Gloom may be in the air. But businesses have gained by shifting to ecommerce during the COVID-19 crisis, according to The State of Commerce Experience’, a study from Bloomreach, conducted by
Forrester Consulting.
Of businesses selling online, 46% have experienced growth as a result of COVID-19.
Moreover, 64% plan to spend more on their websites, while 58% plan to
spend more on their mobile app, 52% on social media and 46% on third-party marketplaces.
But the biggest budget increases over the next 12 months will be for commerce technology and
tools (67%) and third-party services deploying commerce tech (63%), the study says.

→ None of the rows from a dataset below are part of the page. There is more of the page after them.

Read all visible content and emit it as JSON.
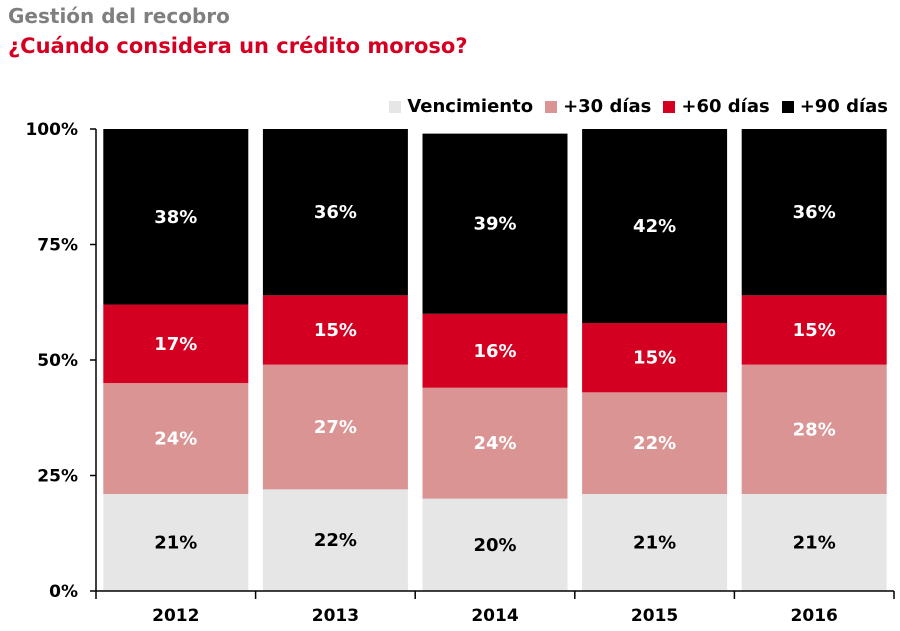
{
  "header": {
    "title": "Gestión del recobro",
    "subtitle": "¿Cuándo considera un crédito moroso?"
  },
  "chart_data": {
    "type": "bar",
    "stacked": true,
    "categories": [
      "2012",
      "2013",
      "2014",
      "2015",
      "2016"
    ],
    "series": [
      {
        "name": "Vencimiento",
        "color": "#e6e6e6",
        "label_color": "#000000",
        "values": [
          21,
          22,
          20,
          21,
          21
        ],
        "labels": [
          "21%",
          "22%",
          "20%",
          "21%",
          "21%"
        ]
      },
      {
        "name": "+30 días",
        "color": "#d99493",
        "label_color": "#ffffff",
        "values": [
          24,
          27,
          24,
          22,
          28
        ],
        "labels": [
          "24%",
          "27%",
          "24%",
          "22%",
          "28%"
        ]
      },
      {
        "name": "+60 días",
        "color": "#d40022",
        "label_color": "#ffffff",
        "values": [
          17,
          15,
          16,
          15,
          15
        ],
        "labels": [
          "17%",
          "15%",
          "16%",
          "15%",
          "15%"
        ]
      },
      {
        "name": "+90 días",
        "color": "#000000",
        "label_color": "#ffffff",
        "values": [
          38,
          36,
          39,
          42,
          36
        ],
        "labels": [
          "38%",
          "36%",
          "39%",
          "42%",
          "36%"
        ]
      }
    ],
    "yticks": [
      "0%",
      "25%",
      "50%",
      "75%",
      "100%"
    ],
    "ylim": [
      0,
      100
    ],
    "legend_position": "top-right",
    "grid": false
  }
}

Mobile is third, with 62%, while physical stores are at the bottom, with only 34% of businesses investing
more in them.
At the same time, 70% of customers are purchasing more than usual, and over 90% are exhibiting different behaviors as they avoid physical stores and shift much of their
purchasing online, it adds.
Almost 50% of consumers would pay more for a better online shopping process and 53% would stop buying from a brand after a bad experience.
Of the
companies polled, 48% are expanding or upgrading their investment in connected products (the Internet of Things) and 11% are planning to invest in the next 12 months.
A similar number will
invest in third-party online marketplaces, followed by artificial intelligence capabilities and conversion optimization and A/B testing.
In addition, 44% are not budgeting more for
personalization, and 13% plan to invest in the next 12 months.
Forrester surveyed 640 consumers and B2B customers who make purchase online and 320 digital experience and ecommerce decision
makers at B2C and B2B businesses in the US, the UK, and Germany.